15- Patient associations for genetic conditions and prenatal cell-free DNA screening: how their knowledge can contribute to pregnant people’s preparedness

Prenatal cell-free DNA screening has enabled people to obtain genetic information on their fetuses earlier in pregnancy and for an increasing number of conditions than previous screening methods. However, there are growing concerns regarding the ability of healthcare systems to truly prepare people regarding such screening. Healthcare professionals should provide information about the conditions before screening and after a positive result. However, the information given may not align with what people want, as professionals tends to focus on medical information rather than fetuses’ future personal and home life.

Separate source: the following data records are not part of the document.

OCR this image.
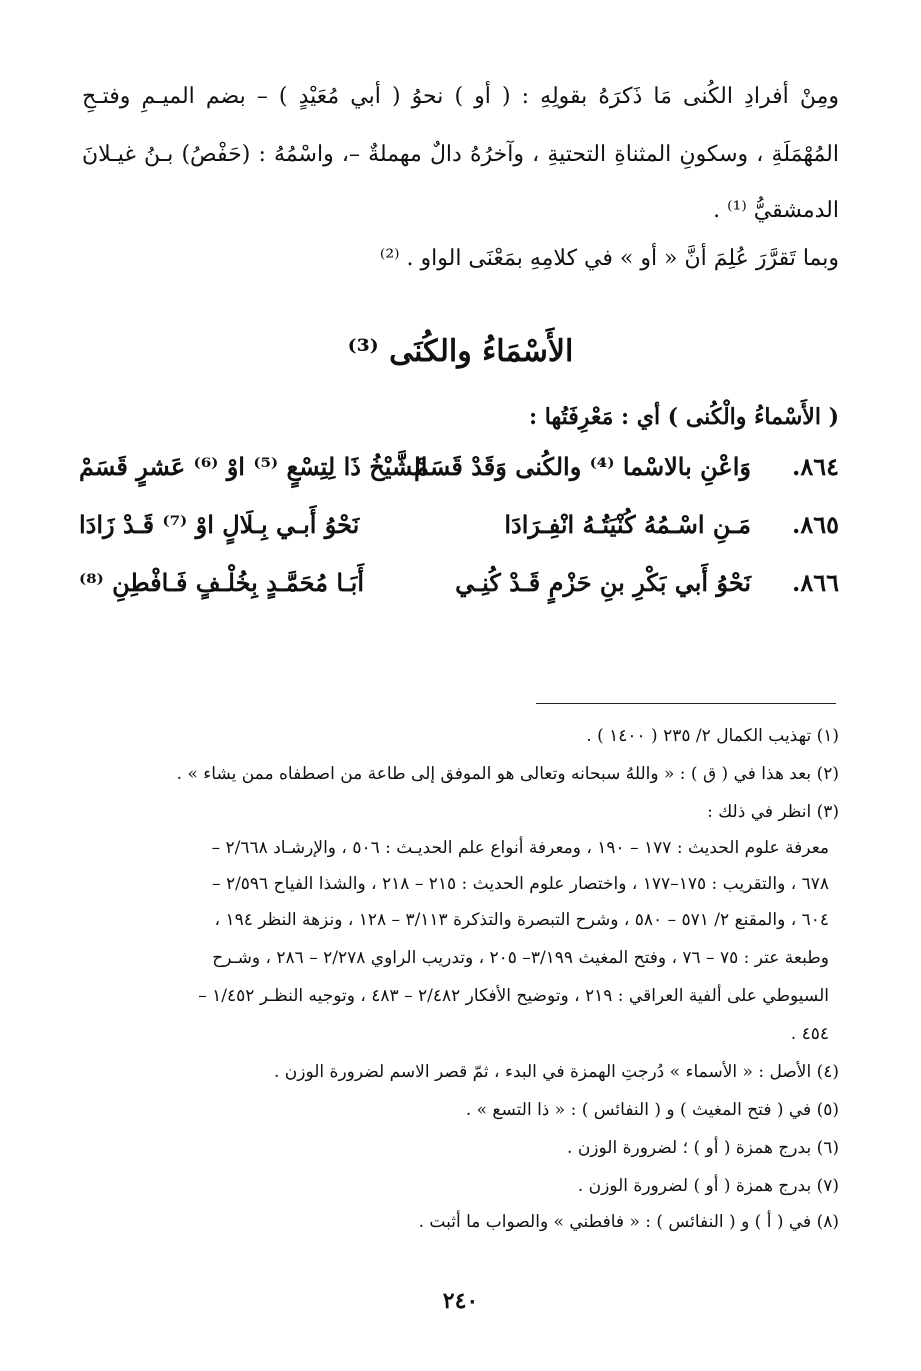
ومِنْ أفرادِ الكُنى مَا ذَكرَهُ بقولِهِ : ( أو ) نحوُ ( أبي مُعَيْدٍ ) – بضم الميـمِ وفتـحِ
المُهْمَلَةِ ، وسكونِ المثناةِ التحتيةِ ، وآخرُهُ دالٌ مهملةٌ –، واسْمُهُ : (حَفْصُ) بـنُ غيـلانَ
الدمشقيُّ ⁽¹⁾ .
وبما تَقرَّرَ عُلِمَ أنَّ « أو » في كلامِهِ بمَعْنَى الواو . ⁽²⁾
الأَسْمَاءُ والكُنَى ⁽³⁾
( الأَسْماءُ والْكُنى ) أي : مَعْرِفَتُها :
٨٦٤.
وَاعْنِ بالاسْما ⁽⁴⁾ والكُنى وَقَدْ قَسَمْ
الشَّيْخُ ذَا لِتِسْعٍ ⁽⁵⁾ اوْ ⁽⁶⁾ عَشرٍ قَسَمْ
٨٦٥.
مَـنِ اسْـمُهُ كُنْيَتُـهُ انْفِـرَادَا
نَحْوُ أَبـي بِـلَالٍ اوْ ⁽⁷⁾ قَـدْ زَادَا
٨٦٦.
نَحْوُ أَبي بَكْرِ بنِ حَزْمٍ قَـدْ كُنِـي
أَبَـا مُحَمَّـدٍ بِخُلْـفٍ فَـافْطِنِ ⁽⁸⁾
(١) تهذيب الكمال ٢/ ٢٣٥ ( ١٤٠٠ ) .
(٢) بعد هذا في ( ق ) : « واللهُ سبحانه وتعالى هو الموفق إلى طاعة من اصطفاه ممن يشاء » .
(٣) انظر في ذلك :
معرفة علوم الحديث : ١٧٧ – ١٩٠ ، ومعرفة أنواع علم الحديـث : ٥٠٦ ، والإرشـاد ٢/٦٦٨ –
٦٧٨ ، والتقريب : ١٧٥–١٧٧ ، واختصار علوم الحديث : ٢١٥ – ٢١٨ ، والشذا الفياح ٢/٥٩٦ –
٦٠٤ ، والمقنع ٢/ ٥٧١ – ٥٨٠ ، وشرح التبصرة والتذكرة ٣/١١٣ – ١٢٨ ، ونزهة النظر ١٩٤ ،
وطبعة عتر : ٧٥ – ٧٦ ، وفتح المغيث ٣/١٩٩– ٢٠٥ ، وتدريب الراوي ٢/٢٧٨ – ٢٨٦ ، وشـرح
السيوطي على ألفية العراقي : ٢١٩ ، وتوضيح الأفكار ٢/٤٨٢ – ٤٨٣ ، وتوجيه النظـر ١/٤٥٢ –
٤٥٤ .
(٤) الأصل : « الأسماء » دُرجتِ الهمزة في البدء ، ثمّ قصر الاسم لضرورة الوزن .
(٥) في ( فتح المغيث ) و ( النفائس ) : « ذا التسع » .
(٦) بدرج همزة ( أو ) ؛ لضرورة الوزن .
(٧) بدرج همزة ( أو ) لضرورة الوزن .
(٨) في ( أ ) و ( النفائس ) : « فافطني » والصواب ما أثبت .
٢٤٠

Patient association groups (PAG) are increasingly being solicited by pregnant people for information following prenatal screening results. To assess PAG’s perspectives about prenatal screening and its impact on their activities, we conducted semi-structured interviews with representatives of 13 Canadian PAGs. A majority felt that the growing demands put them in difficult ethical dilemmas. For example, while their role continues to be to share information on the lived experience of a condition, they wonder if they might not be objective enough to answer pregnant people’s questions. They also identified other ethical, technical and financial limits they face in light of these growing demands. The increasing number of prenatal screening tests performed during pregnancy is driving the need to find a sustainable solution to the aforementioned limits, and PAGs discussed the role they could play in training and collaborating with healthcare professionals. They highlighted a need for partnerships between the medical community and PAGs in efforts to enable informed pregnancies for all.